John Walker
sta221 (UC Davis) class project
Stan files:
- driver_model.stan
- driver_constructor_model.stan
- driver_constructor_circuit_model.stan
R files:
- perform_loo.R
Python files:
- compile_models.py
- get_data.py
- sample_models.py
- analyze_samples_driver_model.py
- analyze_samples_driver_constructor_model.py
- analyze_samples_driver_constructor_circuit_model.py
- posterior_predictive_inference.py
Stan files are designed to sample their described model's posterior distributions. They are not meant to be ran directly, rather called to be compiled from Python and told to run from Python (R and some other languages can also be used, this project uses Python).

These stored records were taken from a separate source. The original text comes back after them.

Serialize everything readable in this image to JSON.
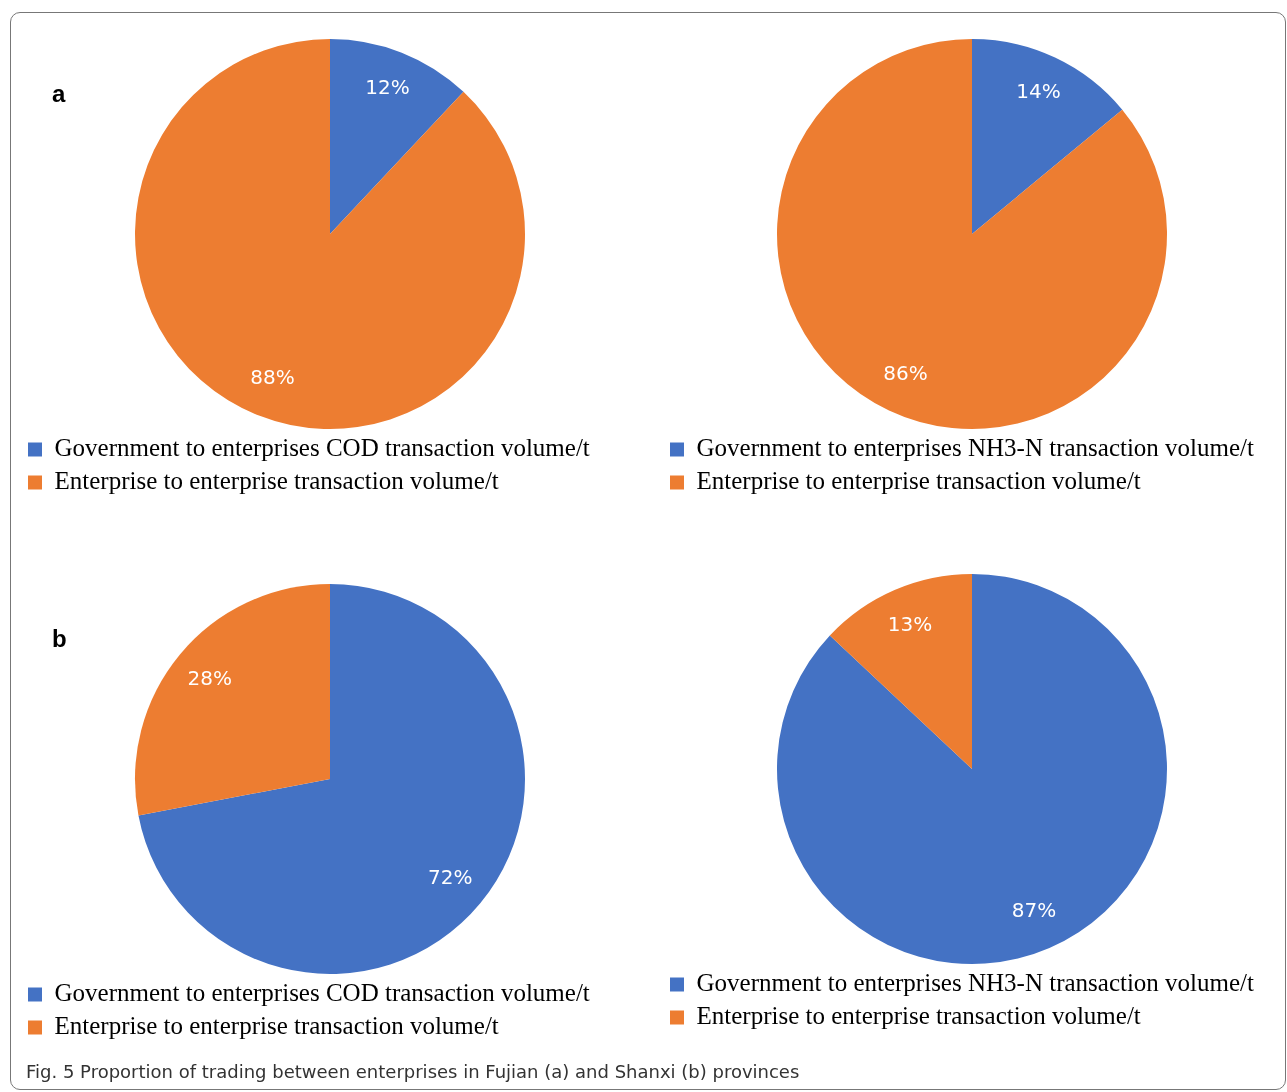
{
  "chart_data": [
    {
      "type": "pie",
      "title": "a",
      "categories": [
        "Government to enterprises COD transaction volume/t",
        "Enterprise to enterprise transaction volume/t"
      ],
      "values": [
        12,
        88
      ],
      "colors": [
        "#4472c4",
        "#ed7d31"
      ],
      "value_labels": [
        "12%",
        "88%"
      ],
      "legend": "bottom"
    },
    {
      "type": "pie",
      "categories": [
        "Government to enterprises NH3-N transaction volume/t",
        "Enterprise to enterprise transaction volume/t"
      ],
      "values": [
        14,
        86
      ],
      "colors": [
        "#4472c4",
        "#ed7d31"
      ],
      "value_labels": [
        "14%",
        "86%"
      ],
      "legend": "bottom"
    },
    {
      "type": "pie",
      "title": "b",
      "categories": [
        "Government to enterprises COD transaction volume/t",
        "Enterprise to enterprise transaction volume/t"
      ],
      "values": [
        72,
        28
      ],
      "colors": [
        "#4472c4",
        "#ed7d31"
      ],
      "value_labels": [
        "72%",
        "28%"
      ],
      "legend": "bottom"
    },
    {
      "type": "pie",
      "categories": [
        "Government to enterprises NH3-N transaction volume/t",
        "Enterprise to enterprise transaction volume/t"
      ],
      "values": [
        87,
        13
      ],
      "colors": [
        "#4472c4",
        "#ed7d31"
      ],
      "value_labels": [
        "87%",
        "13%"
      ],
      "legend": "bottom",
      "annotations": [
        "Fig. 5  Proportion of trading between enterprises in Fujian (a) and Shanxi (b) provinces"
      ]
    }
  ]
}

The R file is meant to do a statistical analysis that could not be done using Python (the Arviz function, a Python library, that translates Python-Stan data to Arviz data was bugged at the time of writing; so instead the R equivalent was used). Namely, "efficient leave one out cross validation" (called loo). 3 models are written in this code, the purpose of this file is to decide which model best fits (has the best cross validation results).

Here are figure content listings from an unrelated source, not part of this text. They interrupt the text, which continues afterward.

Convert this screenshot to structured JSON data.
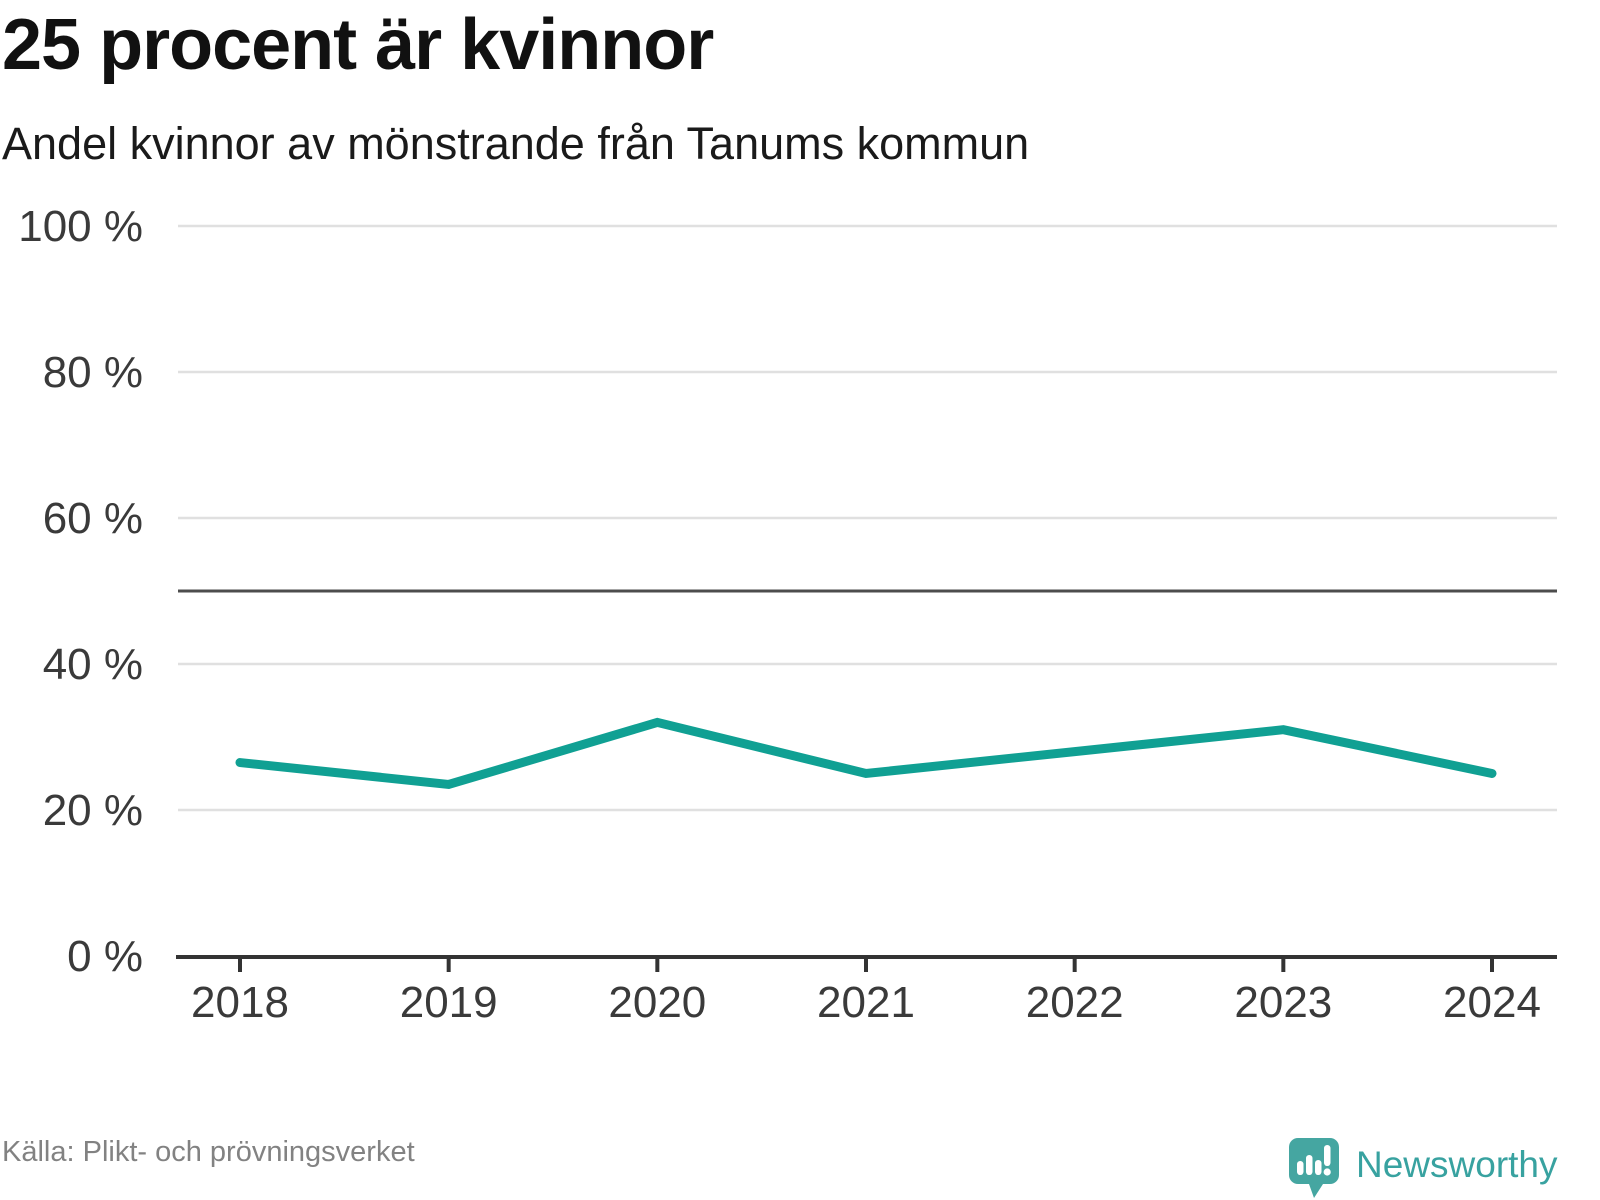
{
  "header": {
    "title": "25 procent är kvinnor",
    "subtitle": "Andel kvinnor av mönstrande från Tanums kommun"
  },
  "chart_data": {
    "type": "line",
    "title": "25 procent är kvinnor",
    "subtitle": "Andel kvinnor av mönstrande från Tanums kommun",
    "categories": [
      "2018",
      "2019",
      "2020",
      "2021",
      "2022",
      "2023",
      "2024"
    ],
    "series": [
      {
        "name": "Andel kvinnor av mönstrande",
        "values": [
          26.5,
          23.5,
          32,
          25,
          28,
          31,
          25
        ]
      }
    ],
    "xlabel": "",
    "ylabel": "",
    "ylim": [
      0,
      100
    ],
    "yticks": [
      0,
      20,
      40,
      60,
      80,
      100
    ],
    "ytick_suffix": " %",
    "reference_line": 50,
    "grid": "horizontal",
    "legend": "none"
  },
  "footer": {
    "source": "Källa: Plikt- och prövningsverket",
    "brand": "Newsworthy"
  },
  "icons": {
    "logo": "newsworthy-speech-bubble-chart-icon"
  },
  "colors": {
    "line": "#10a093",
    "grid": "#e0e0e0",
    "reference_line": "#4d4d4d",
    "axis": "#333333",
    "tick_text": "#3a3a3a",
    "title_text": "#111111",
    "subtitle_text": "#1a1a1a",
    "source_text": "#828282",
    "logo_teal": "#45a6a1",
    "brand_text": "#38a2a0"
  }
}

The Python files do the heavy lifting and main analysis. They are roughly written in order of use.
compile_models.py should be called first, since it compiles the three stan files.

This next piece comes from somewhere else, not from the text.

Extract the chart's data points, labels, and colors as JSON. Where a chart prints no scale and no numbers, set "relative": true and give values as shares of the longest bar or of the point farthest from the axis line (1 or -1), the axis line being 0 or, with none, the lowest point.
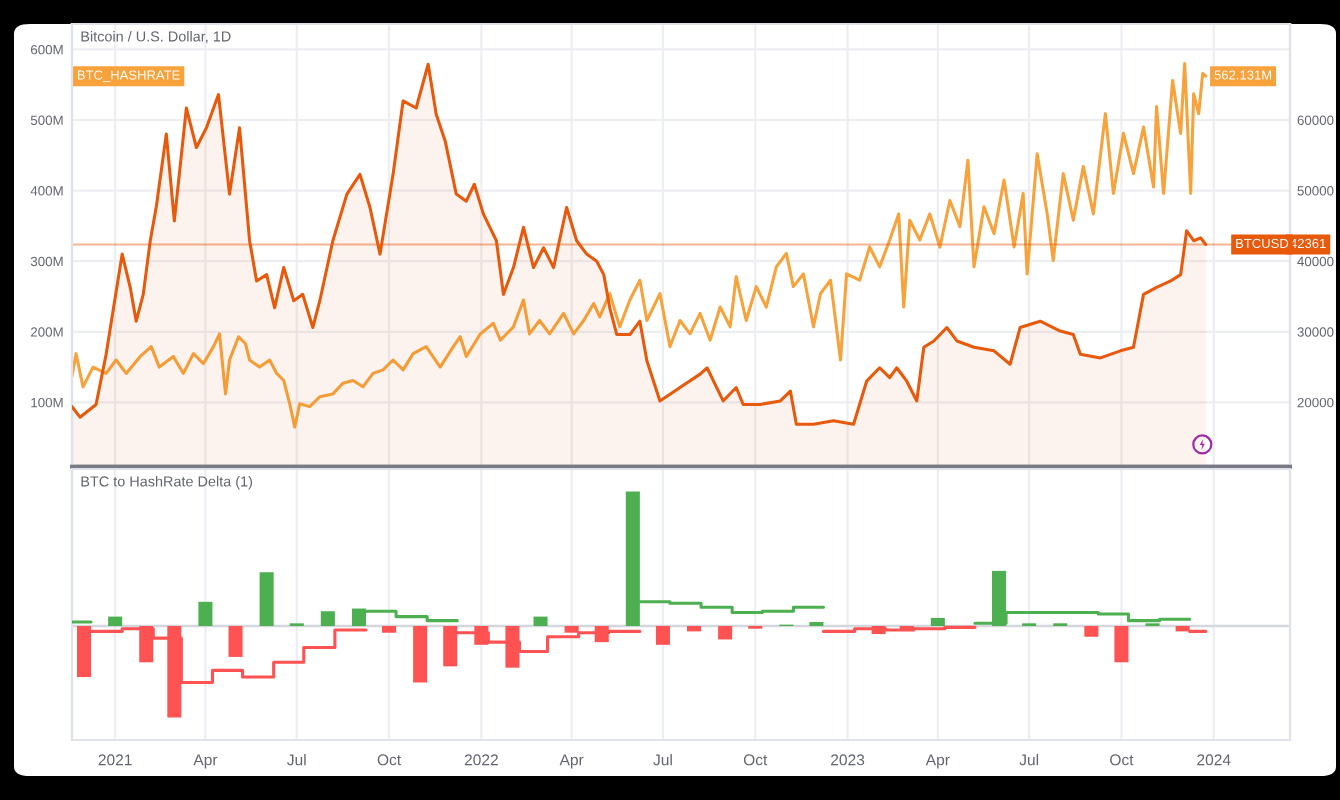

Next, get_data.py should be ran to store race result data in a dataframe to be used in other code files. To do this, change the year variable near the top of the file to the desired year of results, and n variable to the number of races done in that year. Saves the resulting pandas dataframe as "f1_data_year{year}.pkl" where {year} is the input year (for example, 2023). Resulting dataframe should have no errors, but may due to the fastf1 Python library where the data was obtained from. For example, hardcoded into get_data.py is a pair of lines that changes the index of one row of the dataframe since fastf1 loads the driver name as NaN but referencing actual results manually finds that this index belongs to the driver Stroll (STR in the code).
The files analyze_samples_driver_model.py, analyze_samples_driver_constructor_model.py, and analyze_samples_driver_constructor_circuit_model.py are setup to allow for easy access to sample results (and original data results) for analysis. They are designed to be ran in either interactive mode or appended on. The file analyze_samples_driver_constructor_model.py contains appended code that was used to generate figures and results used in the main essay since this was the model chosen for the essay.
The file posterior_predictive_inference.py performs "visual posterior predictive inference" on the driver_constructor_model.stan samples. Again, the driver_constructor_model was chosen for this since it was the model chosen for the essay. This visual posterior predictive inference consists of simulating races obtained from the sample data, and comparing the finishing position frequency of a given driver to their actual finishing position frequency in a given year, by display of a histogram. If the simulated data and actual data agree (both generated histograms look roughly similar), then the check succeeds.